On May 7, 2013, United States House of Representative Hank Johnson (D-GA) introduced the Arbitration Fairness Act of 2013 (Senator Al Franken (D-MN) also introduced an identical version of the bill in the United States Senate). If enacted into law, the bill would ban pre-dispute forced arbitration of employment, consumer, antitrust, and civil rights claims. Arbitration is a form of alternative dispute resolution in which parties settle a dispute outside of the courtroom. A private arbitrator makes a decision on the claim(s) and the parties agree to be bound by that decision. In essence, an arbitration clause in an employment contract requires the employee to forgo their right to a trial should a legal dispute arise between the employer and employee. By cutting off access to the courthouse, these clauses can impede access to justice by requiring arbitration even before a dispute arises. Unlike the judicial system where cases are decided by judges (who are licensed attorneys) and/or juries who are required to follow legal precedent, cases in arbitration are decided by an arbitrator who does not have to be a licensed attorney and who is not required to follow legal precedent. Further, decisions rendered by a trial court are subject to review by appellate judges whose job is to ensure legal precedent is being followed, whereas an arbitrator's decision is final and unreviewable. Perhaps most importantly, an arbitration agreement often attempts to limit or eliminate group/class claims, where a number of employees seek to band together to challenge the unlawful actions of their employer. Further, because arbitration proceedings cost more money than court proceedings, they favor the employer over the employee because employers typically have the necessary resources to proceed through the arbitration process and employees typically do not. In short, an arbitration clause is a vehicle for an employer to shield itself from unwanted lawsuits and publicity. It is thus no surprise that such clauses have become common in the employment context.

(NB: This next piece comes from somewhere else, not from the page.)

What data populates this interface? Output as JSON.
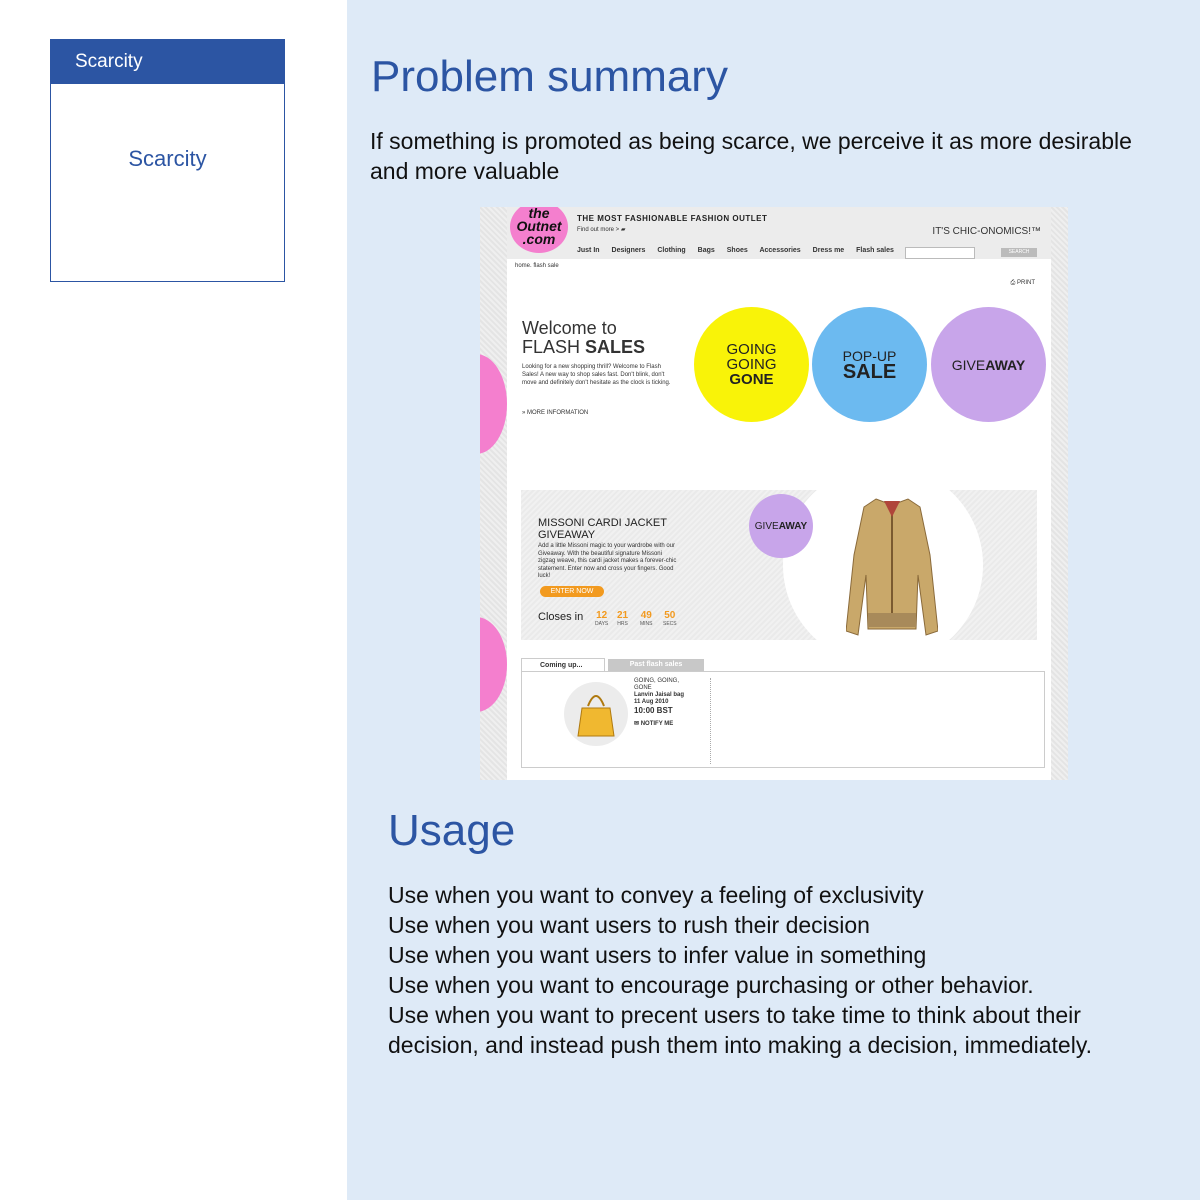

The legislation is significant to employees whose employer requires them to sign an arbitration agreement. Most employees have little choice of whether to submit their claims to arbitration because under federal law as well as the law of many states, employers can require such an agreement as a condition of employment. Employers are aware of their superior bargaining position in the employment relationship. Put differently, the deck is stacked against employees from the very beginning of the employment relationship. For every employee who refuses to agree to certain terms and conditions of employment, there is another employee who will agree to the employer's terms. Employers can thus use their leverage to obtain an employee's signature by presenting an offer of employment in a "take-it-or-leave-it" fashion. Even worse, many employees do not realize that they have waived certain rights when signing employment agreements. To be sure, arbitration itself is not an undesirable form of dispute resolution. But the proposed legislation recognizes that arbitration should be used when both parties voluntarily agree to it. The legislation thus prevents employers from coercing employees into arbitration.
Significantly, the legislation does not apply to arbitration clauses in collective bargaining agreements between employers and labor organizations. Those agreements are thus unaffected by the current legislation.